Non-Gaussian distribution of collective operators in quantum spin chains

TL;DR

This paper investigates the full distribution of collective observables in quantum spin chains, revealing non-Gaussian behavior at criticality and demonstrating the potential for experimental measurement using light-matter interfaces.

Contribution

It shows how quantum fluctuations cause non-Gaussian distributions at critical points and demonstrates the collapse of scaled distributions across different system sizes.

Findings

Distributions become highly non-Gaussian at criticality.

Scaled distributions collapse across system sizes.

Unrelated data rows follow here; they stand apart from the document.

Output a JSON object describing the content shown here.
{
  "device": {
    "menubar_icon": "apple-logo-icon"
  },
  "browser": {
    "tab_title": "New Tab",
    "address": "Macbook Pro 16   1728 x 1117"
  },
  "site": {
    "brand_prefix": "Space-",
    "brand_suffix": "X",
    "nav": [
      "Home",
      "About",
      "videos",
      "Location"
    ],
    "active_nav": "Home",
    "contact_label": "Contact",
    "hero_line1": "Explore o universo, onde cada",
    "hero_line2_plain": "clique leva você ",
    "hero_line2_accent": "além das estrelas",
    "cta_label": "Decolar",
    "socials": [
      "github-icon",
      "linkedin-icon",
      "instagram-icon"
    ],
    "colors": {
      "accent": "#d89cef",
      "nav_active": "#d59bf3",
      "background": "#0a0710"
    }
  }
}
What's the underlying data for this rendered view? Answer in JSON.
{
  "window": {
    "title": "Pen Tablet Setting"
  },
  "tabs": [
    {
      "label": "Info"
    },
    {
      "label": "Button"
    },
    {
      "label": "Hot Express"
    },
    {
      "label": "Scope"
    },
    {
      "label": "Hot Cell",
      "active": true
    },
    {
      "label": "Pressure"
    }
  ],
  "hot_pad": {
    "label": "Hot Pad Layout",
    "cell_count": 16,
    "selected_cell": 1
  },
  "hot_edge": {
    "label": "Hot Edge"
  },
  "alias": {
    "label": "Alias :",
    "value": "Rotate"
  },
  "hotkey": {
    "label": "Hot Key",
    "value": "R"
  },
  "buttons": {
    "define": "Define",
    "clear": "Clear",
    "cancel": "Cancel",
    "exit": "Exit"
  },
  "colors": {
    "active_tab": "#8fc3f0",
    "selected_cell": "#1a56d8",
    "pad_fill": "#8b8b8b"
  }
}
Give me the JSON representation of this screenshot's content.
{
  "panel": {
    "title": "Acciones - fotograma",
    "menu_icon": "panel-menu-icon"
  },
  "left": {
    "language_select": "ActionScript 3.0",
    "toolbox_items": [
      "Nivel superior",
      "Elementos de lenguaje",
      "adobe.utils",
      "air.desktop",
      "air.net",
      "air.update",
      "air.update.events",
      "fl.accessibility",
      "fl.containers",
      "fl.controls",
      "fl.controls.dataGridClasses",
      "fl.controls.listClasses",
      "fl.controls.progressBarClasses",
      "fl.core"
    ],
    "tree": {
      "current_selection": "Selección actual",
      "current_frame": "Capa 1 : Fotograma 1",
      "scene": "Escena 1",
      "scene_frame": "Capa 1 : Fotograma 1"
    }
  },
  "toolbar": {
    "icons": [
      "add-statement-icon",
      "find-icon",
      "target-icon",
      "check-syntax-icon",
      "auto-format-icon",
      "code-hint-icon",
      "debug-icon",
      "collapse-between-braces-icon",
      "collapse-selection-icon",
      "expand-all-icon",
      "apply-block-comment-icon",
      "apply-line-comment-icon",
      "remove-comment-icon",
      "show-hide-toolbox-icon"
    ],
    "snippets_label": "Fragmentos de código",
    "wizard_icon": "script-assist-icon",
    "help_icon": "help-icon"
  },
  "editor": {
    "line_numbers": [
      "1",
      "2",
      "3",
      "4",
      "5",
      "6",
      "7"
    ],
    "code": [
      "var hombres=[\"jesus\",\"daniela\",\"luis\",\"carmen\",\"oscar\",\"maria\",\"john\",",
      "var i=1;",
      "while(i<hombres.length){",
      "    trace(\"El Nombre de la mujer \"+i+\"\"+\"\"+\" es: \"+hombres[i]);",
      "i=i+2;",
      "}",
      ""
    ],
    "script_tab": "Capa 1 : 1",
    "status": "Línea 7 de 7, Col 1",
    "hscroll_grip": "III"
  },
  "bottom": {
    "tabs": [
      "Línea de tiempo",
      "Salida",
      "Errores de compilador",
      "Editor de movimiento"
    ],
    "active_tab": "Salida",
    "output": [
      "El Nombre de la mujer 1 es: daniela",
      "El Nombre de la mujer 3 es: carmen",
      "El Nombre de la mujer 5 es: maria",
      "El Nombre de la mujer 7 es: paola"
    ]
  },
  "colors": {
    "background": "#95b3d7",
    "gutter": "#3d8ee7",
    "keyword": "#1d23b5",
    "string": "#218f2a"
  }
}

Feasibility of experimental reconstruction using optical setups.

Abstract

We numerically analyse the behavior of the full distribution of collective observables in quantum spin chains. While most of previous studies of quantum critical phenomena are limited to the first moments, here we demonstrate how quantum fluctuations at criticality lead to highly non-Gaussian distributions thus violating the central limit theorem. Interestingly, we show that the distributions for different system sizes collapse after scaling on the same curve for a wide range of transitions: first and second order quantum transitions and transitions of the Berezinskii-Kosterlitz-Thouless type. We propose and carefully analyse the feasibility of an experimental reconstruction of the distribution using light-matter interfaces for atoms in optical lattices or in optical resonators.